For me, January still feels like an open wound. It's twenty years since my dad passed away, but it's still hard to shake off the pain of losing him in such a young age. Even now, when I see people laughing and smiling on New Year's Day, I feel a pang of sadness thinking about what could have been.
One of my most vivid memories of that last year with my dad is of an older neighbor who walked into our house thinking it was a party. He was mistaken for the namesake of Mahatma Gandhi, but it didn't matter to us - we just wanted some company in our grief. As I look back on it now, it's clear that he was an unexpected gift from my dad.
Fast forward twenty years, and while things have changed much since then, the pain still lingers. My mom can't bear to visit Dad's grave, and when January 30th approaches, she becomes withdrawn and anxious about facing the day without him by her side.
As I've grown older, I find myself grappling with what could have been if my dad had lived longer. Would he have become softer with age, or would he still be gruff and opinionated? My mom jokes that we'll never know because he didn't get to grow old enough to figure it out for himself.
Even now, when I'm surrounded by loved ones - including our grandchildren who share my dad's name - I find myself wishing he was here. Life goes on, but the ache of losing him still feels like an open wound.
One of my most vivid memories of that last year with my dad is of an older neighbor who walked into our house thinking it was a party. He was mistaken for the namesake of Mahatma Gandhi, but it didn't matter to us - we just wanted some company in our grief. As I look back on it now, it's clear that he was an unexpected gift from my dad.
Fast forward twenty years, and while things have changed much since then, the pain still lingers.

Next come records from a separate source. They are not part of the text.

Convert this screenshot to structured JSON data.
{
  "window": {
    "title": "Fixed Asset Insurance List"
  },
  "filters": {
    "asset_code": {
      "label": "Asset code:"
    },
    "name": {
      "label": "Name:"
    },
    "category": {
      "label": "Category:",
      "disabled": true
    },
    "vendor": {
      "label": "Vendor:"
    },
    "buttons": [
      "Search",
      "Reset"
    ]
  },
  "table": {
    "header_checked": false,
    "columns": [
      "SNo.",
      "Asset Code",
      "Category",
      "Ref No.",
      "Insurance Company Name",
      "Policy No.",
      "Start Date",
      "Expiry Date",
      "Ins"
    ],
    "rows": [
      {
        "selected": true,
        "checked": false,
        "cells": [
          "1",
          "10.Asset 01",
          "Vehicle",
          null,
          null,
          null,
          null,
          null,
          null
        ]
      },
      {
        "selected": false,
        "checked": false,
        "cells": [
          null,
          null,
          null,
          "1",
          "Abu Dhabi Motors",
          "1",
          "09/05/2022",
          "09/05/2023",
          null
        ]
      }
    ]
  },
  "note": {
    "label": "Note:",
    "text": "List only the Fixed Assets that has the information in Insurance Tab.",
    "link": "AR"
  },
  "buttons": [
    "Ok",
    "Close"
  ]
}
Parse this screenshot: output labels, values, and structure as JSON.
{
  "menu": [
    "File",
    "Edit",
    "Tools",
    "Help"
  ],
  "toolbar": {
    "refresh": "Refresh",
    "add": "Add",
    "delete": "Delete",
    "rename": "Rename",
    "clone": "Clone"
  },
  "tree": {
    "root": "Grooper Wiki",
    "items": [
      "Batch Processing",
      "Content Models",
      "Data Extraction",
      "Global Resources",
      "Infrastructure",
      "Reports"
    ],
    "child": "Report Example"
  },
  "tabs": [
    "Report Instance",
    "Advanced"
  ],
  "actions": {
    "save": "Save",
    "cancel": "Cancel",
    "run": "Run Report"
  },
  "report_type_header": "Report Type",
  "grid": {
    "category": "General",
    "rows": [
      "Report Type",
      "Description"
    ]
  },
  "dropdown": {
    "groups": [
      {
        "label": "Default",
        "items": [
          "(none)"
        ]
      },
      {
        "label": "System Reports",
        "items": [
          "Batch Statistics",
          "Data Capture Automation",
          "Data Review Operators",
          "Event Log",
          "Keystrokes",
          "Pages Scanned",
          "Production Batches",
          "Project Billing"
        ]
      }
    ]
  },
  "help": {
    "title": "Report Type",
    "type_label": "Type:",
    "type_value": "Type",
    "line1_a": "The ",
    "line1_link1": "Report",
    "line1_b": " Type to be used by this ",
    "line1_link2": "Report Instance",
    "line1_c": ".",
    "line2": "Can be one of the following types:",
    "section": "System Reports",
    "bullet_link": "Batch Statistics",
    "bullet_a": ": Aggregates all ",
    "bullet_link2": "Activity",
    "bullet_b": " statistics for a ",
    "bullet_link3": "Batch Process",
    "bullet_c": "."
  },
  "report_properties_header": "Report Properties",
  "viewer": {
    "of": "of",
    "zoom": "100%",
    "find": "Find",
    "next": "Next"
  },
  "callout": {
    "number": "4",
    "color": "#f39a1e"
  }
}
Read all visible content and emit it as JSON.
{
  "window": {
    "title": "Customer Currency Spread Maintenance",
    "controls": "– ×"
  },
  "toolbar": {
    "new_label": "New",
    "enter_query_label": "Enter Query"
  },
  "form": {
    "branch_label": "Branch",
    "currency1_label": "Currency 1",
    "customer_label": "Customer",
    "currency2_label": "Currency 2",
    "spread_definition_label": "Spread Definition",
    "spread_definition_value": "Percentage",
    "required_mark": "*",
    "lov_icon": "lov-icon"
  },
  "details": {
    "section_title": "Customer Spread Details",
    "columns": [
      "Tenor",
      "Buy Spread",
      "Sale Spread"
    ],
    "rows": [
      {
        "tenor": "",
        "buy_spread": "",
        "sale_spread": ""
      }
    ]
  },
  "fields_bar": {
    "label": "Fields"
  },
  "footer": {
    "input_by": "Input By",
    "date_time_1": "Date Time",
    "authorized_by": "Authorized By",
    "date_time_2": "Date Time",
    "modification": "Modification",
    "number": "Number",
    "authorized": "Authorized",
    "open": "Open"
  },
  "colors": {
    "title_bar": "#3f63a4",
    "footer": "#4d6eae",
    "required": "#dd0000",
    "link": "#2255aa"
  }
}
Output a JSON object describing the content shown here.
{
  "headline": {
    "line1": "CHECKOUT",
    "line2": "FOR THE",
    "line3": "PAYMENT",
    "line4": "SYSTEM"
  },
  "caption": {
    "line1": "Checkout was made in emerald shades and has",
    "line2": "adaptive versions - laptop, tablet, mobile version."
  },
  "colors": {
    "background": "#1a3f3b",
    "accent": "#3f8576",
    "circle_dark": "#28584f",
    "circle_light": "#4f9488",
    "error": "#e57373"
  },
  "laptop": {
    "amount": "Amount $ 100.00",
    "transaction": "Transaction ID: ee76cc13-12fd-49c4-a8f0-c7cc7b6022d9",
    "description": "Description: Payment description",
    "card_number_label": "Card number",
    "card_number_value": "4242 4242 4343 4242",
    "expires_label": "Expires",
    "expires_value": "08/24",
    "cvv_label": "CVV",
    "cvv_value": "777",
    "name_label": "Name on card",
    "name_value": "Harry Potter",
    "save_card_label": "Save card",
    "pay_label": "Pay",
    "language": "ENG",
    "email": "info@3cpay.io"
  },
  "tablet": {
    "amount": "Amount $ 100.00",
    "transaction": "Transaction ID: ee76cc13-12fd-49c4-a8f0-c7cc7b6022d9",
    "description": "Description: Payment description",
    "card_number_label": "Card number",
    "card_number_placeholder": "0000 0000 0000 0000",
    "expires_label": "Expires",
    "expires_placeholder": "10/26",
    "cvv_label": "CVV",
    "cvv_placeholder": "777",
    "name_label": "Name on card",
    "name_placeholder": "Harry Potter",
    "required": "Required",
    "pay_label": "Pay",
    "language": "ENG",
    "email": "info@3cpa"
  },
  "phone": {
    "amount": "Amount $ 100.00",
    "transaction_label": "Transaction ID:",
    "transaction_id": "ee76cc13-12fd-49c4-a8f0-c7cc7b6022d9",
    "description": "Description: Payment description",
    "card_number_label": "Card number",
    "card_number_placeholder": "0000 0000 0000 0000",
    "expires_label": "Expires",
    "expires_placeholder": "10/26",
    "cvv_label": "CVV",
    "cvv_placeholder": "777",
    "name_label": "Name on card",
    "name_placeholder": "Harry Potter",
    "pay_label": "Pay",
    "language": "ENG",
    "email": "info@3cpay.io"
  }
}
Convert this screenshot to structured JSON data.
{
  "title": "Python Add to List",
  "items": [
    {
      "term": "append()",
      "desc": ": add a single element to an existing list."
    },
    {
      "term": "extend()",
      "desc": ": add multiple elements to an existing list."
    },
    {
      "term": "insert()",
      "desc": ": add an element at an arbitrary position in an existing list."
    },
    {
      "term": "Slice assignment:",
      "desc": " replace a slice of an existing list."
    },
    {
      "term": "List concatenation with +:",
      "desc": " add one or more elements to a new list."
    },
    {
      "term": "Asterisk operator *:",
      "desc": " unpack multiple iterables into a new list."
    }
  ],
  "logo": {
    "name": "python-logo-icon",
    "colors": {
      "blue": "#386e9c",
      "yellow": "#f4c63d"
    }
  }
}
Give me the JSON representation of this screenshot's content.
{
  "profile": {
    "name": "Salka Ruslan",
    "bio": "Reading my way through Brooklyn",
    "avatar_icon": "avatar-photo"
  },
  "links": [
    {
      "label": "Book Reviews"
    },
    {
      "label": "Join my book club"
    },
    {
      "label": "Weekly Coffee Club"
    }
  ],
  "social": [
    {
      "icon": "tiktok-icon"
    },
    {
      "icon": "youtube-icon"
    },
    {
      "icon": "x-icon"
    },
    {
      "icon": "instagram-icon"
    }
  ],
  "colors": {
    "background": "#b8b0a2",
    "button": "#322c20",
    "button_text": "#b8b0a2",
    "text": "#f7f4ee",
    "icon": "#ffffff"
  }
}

My mom can't bear to visit Dad's grave, and when January 30th approaches, she becomes withdrawn and anxious about facing the day without him by her side.
As I've grown older, I find myself grappling with what could have been if my dad had lived longer. Would he have become softer with age, or would he still be gruff and opinionated? My mom jokes that we'll never know because he didn't get to grow old enough to figure it out for himself.
Even now, when I'm surrounded by loved ones - including our grandchildren who share my dad's name - I find myself wishing he was here. Life goes on, but the ache of losing him still feels like an open wound.